Apple, that bastion of new ideas and tech, has discovered the Holy Grail of merging continuous innovation with an awesomely consistent customer experience. But that’s not to say we should all be Apple. US department store JC Penny tried to copy the approach, abandoned much loved coupon discounts in favour of fixed pricing and went down a boutique layout route. Fine in theory, but unlike Apple, the products it sells are not unique and could be bought elsewhere, often at lower prices. The company is in Chapter 11 bankruptcy and a third of stores will be closed by the end of the year. The moral of the story is we can’t all be Apple.
Even Apple doesn’t always get it right. When legendary founder Steve Jobs was forced out of the computer company in 1985 the company started a long-term decline. Fast forward 12 years to 1997 and Jobs was brought back as Apple teetered on the verge of bankruptcy. Jobs restarted the process of continually evolving its products and its relationships with customers. For more than a decade Apple has maintained a consistent brand personality. Its core belief system has translated into personality attributes and emotional benefits that reassure customers.

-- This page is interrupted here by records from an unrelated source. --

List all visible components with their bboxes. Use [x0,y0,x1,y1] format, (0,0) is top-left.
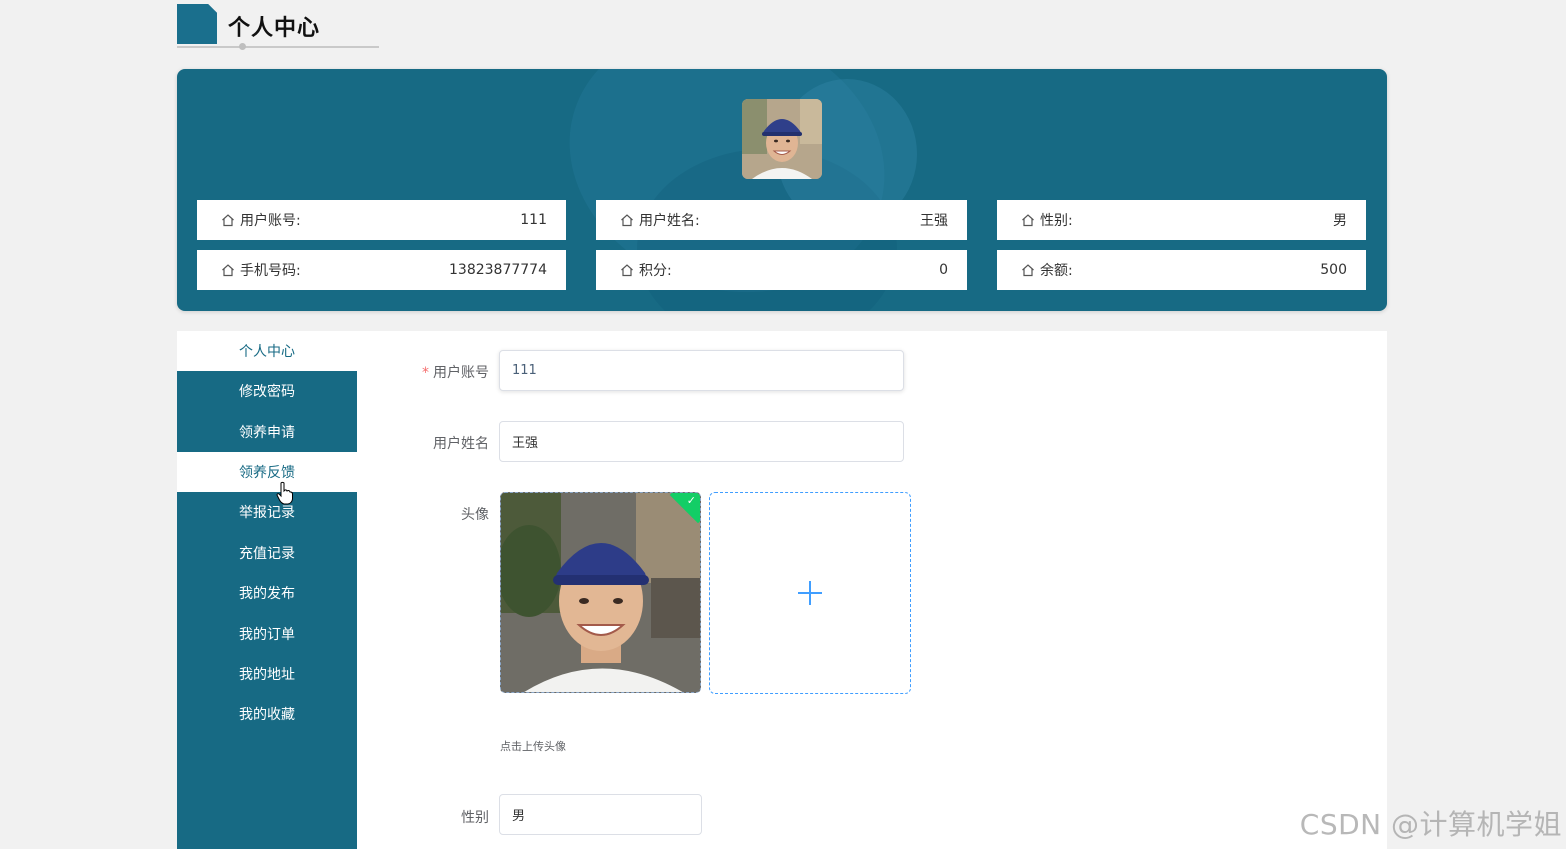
home-icon [222,264,234,277]
sidebar-item-my-favorites[interactable]: 我的收藏 [177,694,357,734]
avatar-label: 头像 [461,507,489,523]
info-name-label: 用户姓名: [639,213,700,229]
sidebar-item-label: 领养反馈 [239,465,295,481]
name-input[interactable]: 王强 [499,421,904,462]
avatar-upload-button[interactable] [709,492,911,694]
info-points-label: 积分: [639,263,672,279]
info-gender-value: 男 [1333,213,1347,229]
plus-icon [798,581,822,605]
home-icon [621,214,633,227]
avatar-upload-thumbnail[interactable]: ✓ [500,492,701,693]
info-points-value: 0 [939,262,948,278]
info-gender: 性别: 男 [997,200,1366,240]
info-account-value: 111 [520,212,547,228]
required-mark: * [422,365,429,381]
title-flag-icon [177,4,217,44]
info-name: 用户姓名: 王强 [596,200,967,240]
sidebar-menu: 个人中心 修改密码 领养申请 领养反馈 举报记录 充值记录 我的发布 我的订单 … [177,331,357,849]
sidebar-item-my-posts[interactable]: 我的发布 [177,573,357,613]
sidebar-item-label: 我的地址 [239,667,295,683]
info-phone-value: 13823877774 [449,262,547,278]
account-label-text: 用户账号 [433,365,489,381]
sidebar-item-label: 领养申请 [239,425,295,441]
watermark: CSDN @计算机学姐 [1299,808,1562,841]
sidebar-item-label: 举报记录 [239,505,295,521]
sidebar-item-label: 修改密码 [239,384,295,400]
avatar-upload-tip: 点击上传头像 [500,740,566,753]
sidebar-item-my-address[interactable]: 我的地址 [177,654,357,694]
title-dot [239,43,246,50]
gender-label: 性别 [461,810,489,826]
sidebar-item-label: 充值记录 [239,546,295,562]
info-phone-label: 手机号码: [240,263,301,279]
info-gender-label: 性别: [1040,213,1073,229]
info-balance-label: 余额: [1040,263,1073,279]
profile-header-card: 用户账号: 111 用户姓名: 王强 性别: 男 手机号码: 138238777… [177,69,1387,311]
title-underline [177,46,379,48]
info-name-value: 王强 [920,213,948,229]
info-account-label: 用户账号: [240,213,301,229]
sidebar-item-label: 我的发布 [239,586,295,602]
sidebar-item-label: 个人中心 [239,344,295,360]
home-icon [1022,264,1034,277]
sidebar-item-adoption-feedback[interactable]: 领养反馈 [177,452,357,492]
home-icon [222,214,234,227]
account-input[interactable]: 111 [499,350,904,391]
name-label: 用户姓名 [433,436,489,452]
page-title-block: 个人中心 [177,4,379,50]
sidebar-item-adoption-apply[interactable]: 领养申请 [177,412,357,452]
home-icon [1022,214,1034,227]
info-account: 用户账号: 111 [197,200,566,240]
page-title: 个人中心 [228,16,321,41]
account-label: * 用户账号 [369,362,489,382]
avatar-image [501,493,700,692]
profile-avatar [742,99,822,179]
sidebar-item-recharge-records[interactable]: 充值记录 [177,533,357,573]
sidebar-item-report-records[interactable]: 举报记录 [177,492,357,532]
home-icon [621,264,633,277]
info-balance: 余额: 500 [997,250,1366,290]
sidebar-item-label: 我的收藏 [239,707,295,723]
sidebar-item-my-orders[interactable]: 我的订单 [177,614,357,654]
sidebar-item-label: 我的订单 [239,627,295,643]
hand-cursor-icon [276,481,293,505]
info-balance-value: 500 [1320,262,1347,278]
sidebar-item-profile[interactable]: 个人中心 [177,331,357,371]
sidebar-item-change-password[interactable]: 修改密码 [177,371,357,411]
gender-input[interactable]: 男 [499,794,702,835]
info-points: 积分: 0 [596,250,967,290]
check-icon: ✓ [686,494,696,507]
info-phone: 手机号码: 13823877774 [197,250,566,290]
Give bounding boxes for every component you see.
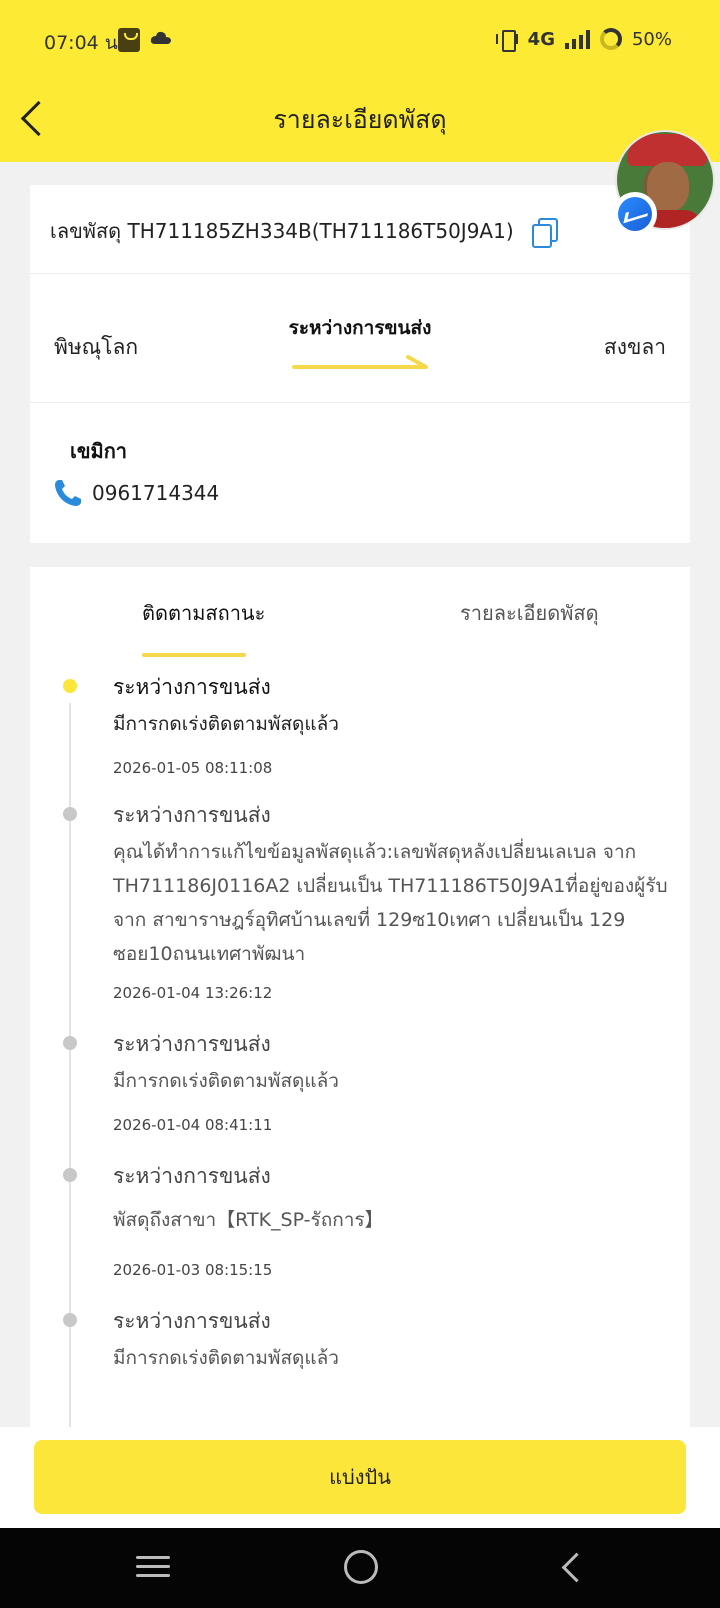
timeline-dot [63,807,77,821]
battery-level: 50% [631,28,672,50]
phone-icon [55,480,81,506]
timeline-status: ระหว่างการขนส่ง [113,803,271,827]
home-icon[interactable] [344,1550,378,1584]
signal-icon [564,29,590,49]
status-time: 07:04 น. [44,32,124,54]
recipient-name: เขมิกา [70,439,128,463]
route-destination: สงขลา [603,335,666,359]
timeline-description: พัสดุถึงสาขา【RTK_SP-รัถการ】 [113,1209,384,1231]
tab-tracking-status[interactable]: ติดตามสถานะ [142,597,265,629]
timeline-time: 2026-01-04 13:26:12 [113,984,273,1002]
divider [30,402,690,403]
share-button[interactable]: แบ่งปัน [34,1440,686,1514]
messenger-icon[interactable] [613,192,657,236]
timeline-description: มีการกดเร่งติดตามพัสดุแล้ว [113,1070,339,1092]
timeline-time: 2026-01-04 08:41:11 [113,1116,273,1134]
timeline-status: ระหว่างการขนส่ง [113,1032,271,1056]
app-header: รายละเอียดพัสดุ [0,82,720,162]
active-tab-indicator [142,653,246,657]
timeline-dot [63,1168,77,1182]
timeline-time: 2026-01-05 08:11:08 [113,759,273,777]
timeline-dot [63,1036,77,1050]
timeline-status: ระหว่างการขนส่ง [113,1309,271,1333]
timeline-time: 2026-01-03 08:15:15 [113,1261,273,1279]
battery-icon [599,28,622,50]
timeline-dot [63,1313,77,1327]
back-icon[interactable] [556,1550,590,1584]
recipient-phone: 0961714344 [92,481,220,505]
copy-icon[interactable] [531,218,558,248]
footer-bar: แบ่งปัน [0,1427,720,1528]
divider [30,273,690,274]
timeline-status: ระหว่างการขนส่ง [113,675,271,699]
status-bar: 07:04 น. 4G 50% [0,0,720,82]
timeline-dot-active [63,679,77,693]
timeline-description: มีการกดเร่งติดตามพัสดุแล้ว [113,713,339,735]
route-status: ระหว่างการขนส่ง [288,317,432,339]
route-arrow-icon [292,355,428,369]
network-type: 4G [527,28,555,50]
status-right: 4G 50% [495,28,672,52]
parcel-number: เลขพัสดุ TH711185ZH334B(TH711186T50J9A1) [50,219,514,243]
parcel-summary-card: เลขพัสดุ TH711185ZH334B(TH711186T50J9A1)… [30,185,690,543]
shopping-bag-icon [118,28,140,52]
timeline-description: คุณได้ทำการแก้ไขข้อมูลพัสดุแล้ว:เลขพัสดุ… [113,841,668,965]
cloud-icon [150,31,171,44]
menu-icon[interactable] [136,1550,170,1584]
system-nav-bar [0,1528,720,1608]
page-title: รายละเอียดพัสดุ [273,105,447,134]
vibrate-icon [495,29,518,52]
timeline-description: มีการกดเร่งติดตามพัสดุแล้ว [113,1347,339,1369]
tracking-card: ติดตามสถานะ รายละเอียดพัสดุ ระหว่างการขน… [30,567,690,1433]
timeline-status: ระหว่างการขนส่ง [113,1164,271,1188]
tab-parcel-details[interactable]: รายละเอียดพัสดุ [460,597,599,629]
recipient-phone-row[interactable]: 0961714344 [52,477,219,509]
parcel-number-row: เลขพัสดุ TH711185ZH334B(TH711186T50J9A1) [50,215,558,248]
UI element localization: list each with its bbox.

One of the key messages of modern marketing is that no brand is immune, no matter how illustrious its history. Thomas Cook arguably invented the package holiday in 1845 and became the by-word for affordable holidays. ‘Don’t just book it, Thomas Cook it’ was its ad slogan – and for more than a century the company prospered as the middle classes ventured further afield. The internet put a stop to that. When customers started putting their own holidays together online Thomas Cook had no other assets to fall back on (such as planes, hotels or cruise ships), and so quickly went bust.
Do you want empathy with that?
There is a lot that established brands can learn from digitally-savvy start ups. They apply empathy with the customer, encourage customer feedback and build that into their evolving strategy. With everything happening online they have become masters at data analytics and use this information to accurately connect the brand with the customer experience. There is nothing stopping established brands doing likewise, especially as many of these digital natives use software platforms for web, mobile and loyalty that are readily available from vendors such as Abode.
Of course, it’s not quite as easy as that. A unique brand experience still needs to be developed, one that unifies digital, physical and communication moments. At the heart of this is managing customer perceptions, and the most successful brands do this best. Consumers are constantly evaluating a brand’s intentions, commitments and ability to keep its promises – and looking for signs of this at every interaction with the brand. Done well, and coupled with emotional storytelling, this can create a powerful consumer community that creates an almost sacred reputation and clear competitive edge.
As the last 12 months has demonstrated, no brand – however established or revered – is guaranteed survival. To a lesser or greater degree, all brands now need to think and act with digital consumer interaction front of mind. Success will come to those who unlock the secret of building brand and experience hand-in-hand. A poor promise will starve a great experience, while a poor experience will break a great promise. You need both in order for a brand to compete.
In marketing terms it’s still the survival of the fittest.